I ran the profiler, the register number (60) is in the same scale as the CUDA version (53), and the shared memory is also similar. Both cases I used fast math.
Is nvidia OpenCL significantly slower than CUDA? I found different views on this, one post says it is 5% slower, one says 4x~5x slower. Which one is more realistic?
If it is 4x-5x slower then you are doing something wrong. Just recently I wrote a relatively complicated application in OpenCL that consisted of a lot of different kernels that employed most of the functionality of the latest NVIDIA’s GPUs (shared mem, atomics, … ) and then I’ve done the same in CUDA. To my surprise the OpenCL version was actually faster than the CUDA one (I think it was mainly because I used image objects more effectively in OpenCL). But the point is that the difference in terms of performance is rather minimal … unless you do something wrong.

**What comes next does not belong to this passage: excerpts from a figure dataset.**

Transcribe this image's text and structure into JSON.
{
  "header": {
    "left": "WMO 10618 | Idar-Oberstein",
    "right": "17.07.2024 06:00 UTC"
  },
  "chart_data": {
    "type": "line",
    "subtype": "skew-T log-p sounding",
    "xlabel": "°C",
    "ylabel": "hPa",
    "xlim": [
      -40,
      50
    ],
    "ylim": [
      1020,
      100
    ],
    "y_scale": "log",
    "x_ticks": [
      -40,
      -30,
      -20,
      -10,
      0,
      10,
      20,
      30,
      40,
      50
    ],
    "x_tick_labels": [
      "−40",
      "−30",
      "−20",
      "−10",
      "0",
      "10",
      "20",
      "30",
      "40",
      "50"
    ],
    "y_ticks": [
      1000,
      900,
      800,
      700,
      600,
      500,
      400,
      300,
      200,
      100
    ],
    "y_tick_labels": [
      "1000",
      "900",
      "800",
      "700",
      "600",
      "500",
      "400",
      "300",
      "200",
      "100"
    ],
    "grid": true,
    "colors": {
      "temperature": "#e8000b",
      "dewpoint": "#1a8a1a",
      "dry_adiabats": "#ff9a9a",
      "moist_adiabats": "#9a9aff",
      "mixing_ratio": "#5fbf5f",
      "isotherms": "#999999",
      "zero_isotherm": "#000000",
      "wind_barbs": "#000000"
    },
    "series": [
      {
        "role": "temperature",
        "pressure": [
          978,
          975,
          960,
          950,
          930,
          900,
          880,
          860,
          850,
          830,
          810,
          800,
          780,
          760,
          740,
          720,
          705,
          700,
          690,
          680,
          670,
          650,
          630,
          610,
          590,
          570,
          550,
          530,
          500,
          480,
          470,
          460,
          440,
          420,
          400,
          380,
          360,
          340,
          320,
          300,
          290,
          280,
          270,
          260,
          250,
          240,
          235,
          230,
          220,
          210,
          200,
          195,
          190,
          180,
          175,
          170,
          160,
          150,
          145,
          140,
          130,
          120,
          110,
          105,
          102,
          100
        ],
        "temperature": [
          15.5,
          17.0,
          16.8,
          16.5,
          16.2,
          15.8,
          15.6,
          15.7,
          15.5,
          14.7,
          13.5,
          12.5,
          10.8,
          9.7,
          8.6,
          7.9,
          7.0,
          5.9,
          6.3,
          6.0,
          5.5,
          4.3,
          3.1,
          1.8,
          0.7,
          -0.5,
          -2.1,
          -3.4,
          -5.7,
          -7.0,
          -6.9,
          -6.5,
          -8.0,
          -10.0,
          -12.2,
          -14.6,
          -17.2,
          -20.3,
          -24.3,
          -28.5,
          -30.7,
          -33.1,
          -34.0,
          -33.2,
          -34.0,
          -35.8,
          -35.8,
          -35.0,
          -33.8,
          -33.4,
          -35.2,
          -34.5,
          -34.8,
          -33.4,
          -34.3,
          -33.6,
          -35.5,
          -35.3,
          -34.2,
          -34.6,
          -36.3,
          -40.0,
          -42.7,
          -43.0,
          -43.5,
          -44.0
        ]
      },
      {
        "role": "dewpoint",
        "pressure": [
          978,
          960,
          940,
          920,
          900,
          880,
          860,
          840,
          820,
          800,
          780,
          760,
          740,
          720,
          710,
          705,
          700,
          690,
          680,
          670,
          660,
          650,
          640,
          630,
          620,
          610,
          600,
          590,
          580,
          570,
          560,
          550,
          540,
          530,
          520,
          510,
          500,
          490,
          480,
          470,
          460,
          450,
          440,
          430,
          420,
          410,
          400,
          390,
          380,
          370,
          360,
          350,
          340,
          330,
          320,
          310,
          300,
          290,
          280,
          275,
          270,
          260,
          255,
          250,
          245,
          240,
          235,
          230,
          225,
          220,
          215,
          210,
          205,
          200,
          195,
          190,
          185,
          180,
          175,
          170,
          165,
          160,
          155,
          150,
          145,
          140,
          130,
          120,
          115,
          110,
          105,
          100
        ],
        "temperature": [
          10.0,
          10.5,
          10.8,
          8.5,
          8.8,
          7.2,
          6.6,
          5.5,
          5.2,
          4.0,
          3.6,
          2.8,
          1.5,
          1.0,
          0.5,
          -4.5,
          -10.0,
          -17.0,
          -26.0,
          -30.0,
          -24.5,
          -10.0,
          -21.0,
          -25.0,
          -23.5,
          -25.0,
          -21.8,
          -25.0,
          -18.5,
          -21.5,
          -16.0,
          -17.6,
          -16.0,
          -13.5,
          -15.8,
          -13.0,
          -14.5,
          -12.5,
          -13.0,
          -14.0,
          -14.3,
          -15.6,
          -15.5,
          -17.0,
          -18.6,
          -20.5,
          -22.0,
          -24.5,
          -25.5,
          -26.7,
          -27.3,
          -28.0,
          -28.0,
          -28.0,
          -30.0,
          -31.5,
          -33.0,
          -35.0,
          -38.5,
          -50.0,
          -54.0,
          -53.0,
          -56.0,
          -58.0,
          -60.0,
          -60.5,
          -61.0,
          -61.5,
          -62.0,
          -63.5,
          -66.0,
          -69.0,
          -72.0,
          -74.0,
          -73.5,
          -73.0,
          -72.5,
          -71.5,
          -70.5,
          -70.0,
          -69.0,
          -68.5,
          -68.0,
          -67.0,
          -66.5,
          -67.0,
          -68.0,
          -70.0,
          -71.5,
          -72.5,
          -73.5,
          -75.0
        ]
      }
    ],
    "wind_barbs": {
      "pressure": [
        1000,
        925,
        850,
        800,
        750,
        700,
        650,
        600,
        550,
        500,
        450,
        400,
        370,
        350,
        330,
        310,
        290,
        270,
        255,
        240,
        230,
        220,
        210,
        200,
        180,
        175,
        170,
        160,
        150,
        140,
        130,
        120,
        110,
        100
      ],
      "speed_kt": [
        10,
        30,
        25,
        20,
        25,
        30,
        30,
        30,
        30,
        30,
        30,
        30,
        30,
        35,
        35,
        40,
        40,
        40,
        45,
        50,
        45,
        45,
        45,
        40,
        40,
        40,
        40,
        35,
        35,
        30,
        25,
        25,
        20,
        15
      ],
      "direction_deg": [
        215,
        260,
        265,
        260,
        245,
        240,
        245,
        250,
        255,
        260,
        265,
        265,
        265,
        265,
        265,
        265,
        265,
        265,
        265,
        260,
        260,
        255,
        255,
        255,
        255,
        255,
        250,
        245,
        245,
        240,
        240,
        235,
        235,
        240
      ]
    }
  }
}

If you are using older OpenCL implementations (such as the one came with CUDA 2.3) it could be much slower in some cases. You should try the newer OpenCL implementation in CUDA 3.0 beta if possible.
thank you for confirming this. That’s a good news for me. In fact, on ATI hardware (4890OC), I already get decent acceleration compared to CUDA on 8800GT. With your comment, I think the opencl code should work equally well on nvidia’s card. I will keep looking into this, probably just some configuration issues.
by the way, I had the impression that opencl currently doesn’t support atomics, has this changed?